Des récits fantômes de Philippe Soupault aux fantômes de rêves d’Hervé Guibert, des grands vides ménagés sur la page de Maurice Roche à l’intensité tragique des rêves concentrationnaires de Jean Cayrol, des récits hâtivement transcrits au petit matin par Jacques Derrida ou Beatrix Beck aux longues et soigneuses dactylographies de Louis Althusser ou aux rêves relevés par l’anthropologue Georges Devereux, sans parler des graphes, des dessins, des collages, l’exposition Fragments du rêve montre que la matière des songes est faite d’encre et de papier.

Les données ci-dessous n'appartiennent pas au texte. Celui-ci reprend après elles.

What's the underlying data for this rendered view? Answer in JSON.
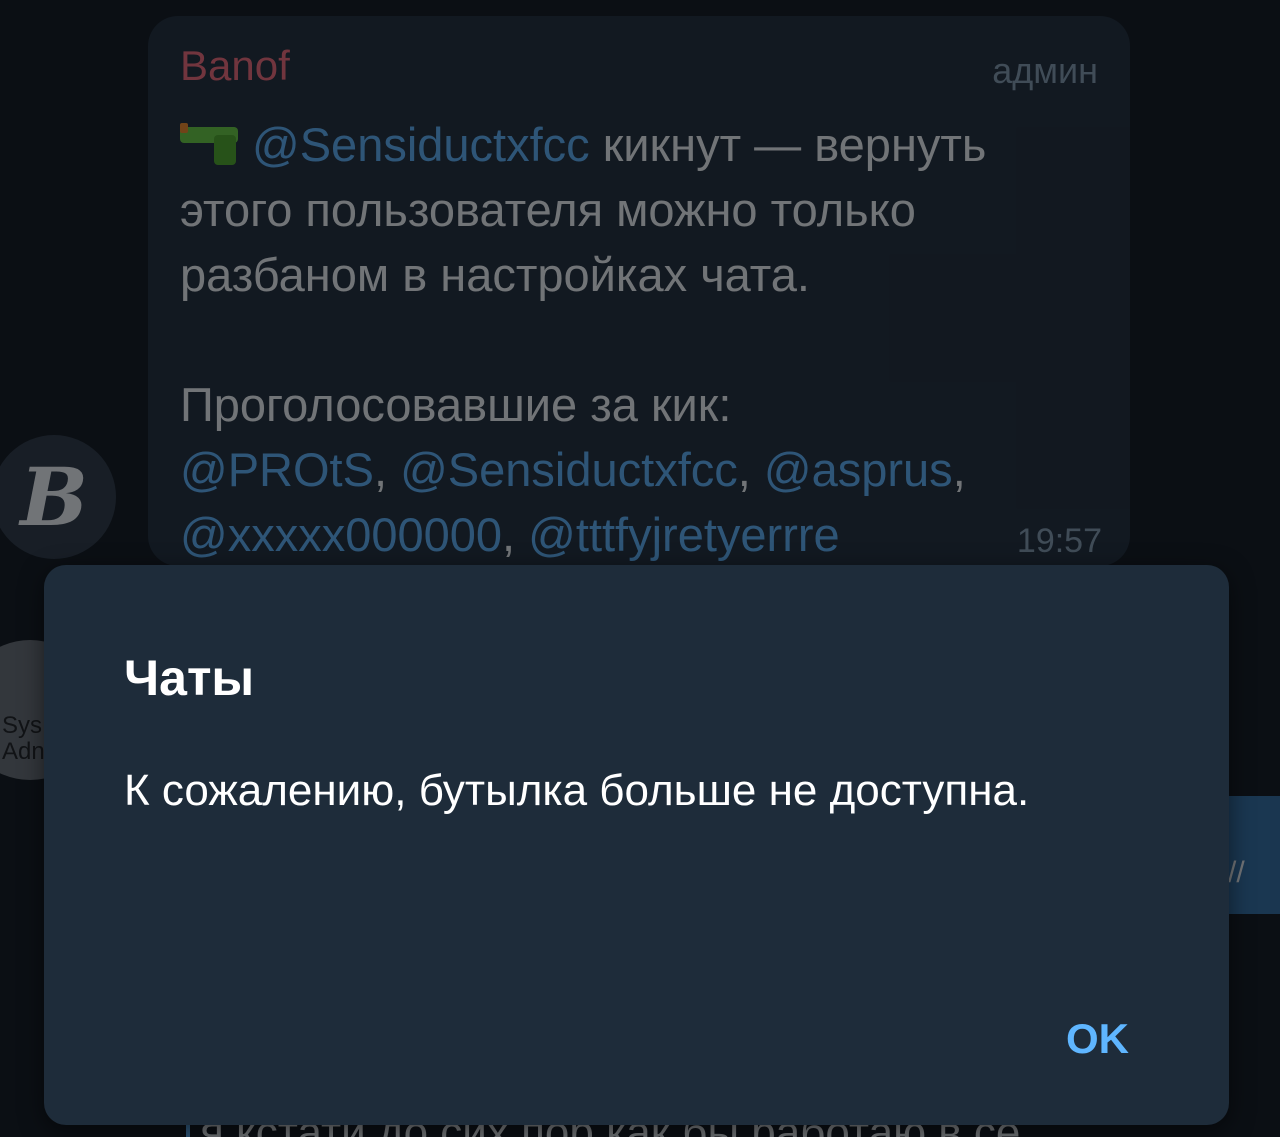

Une autre matière cherche sans fin à donner forme au rêve, c’est le film, au point qu’on ne saurait plus dire si le rêve a engendré le film, ou si le film réinvente chaque nuit l’écriture de nos rêves.
C’est pourquoi, en partenariat avec le Centre Pompidou, l’exposition montrera, de Maya Deren à Joseph Cornell, quelques chefs- d’oeuvre des collections du Musée national d’art moderne qui font paraître, par éclats, cet « ombilic du rêve » qui nous hante.
Une exposition de Claire Paulhan.
Du mercredi au dimanche, de 14 h à 18 h.
Visites commentées gratuites les samedis et dimanches à 16 h.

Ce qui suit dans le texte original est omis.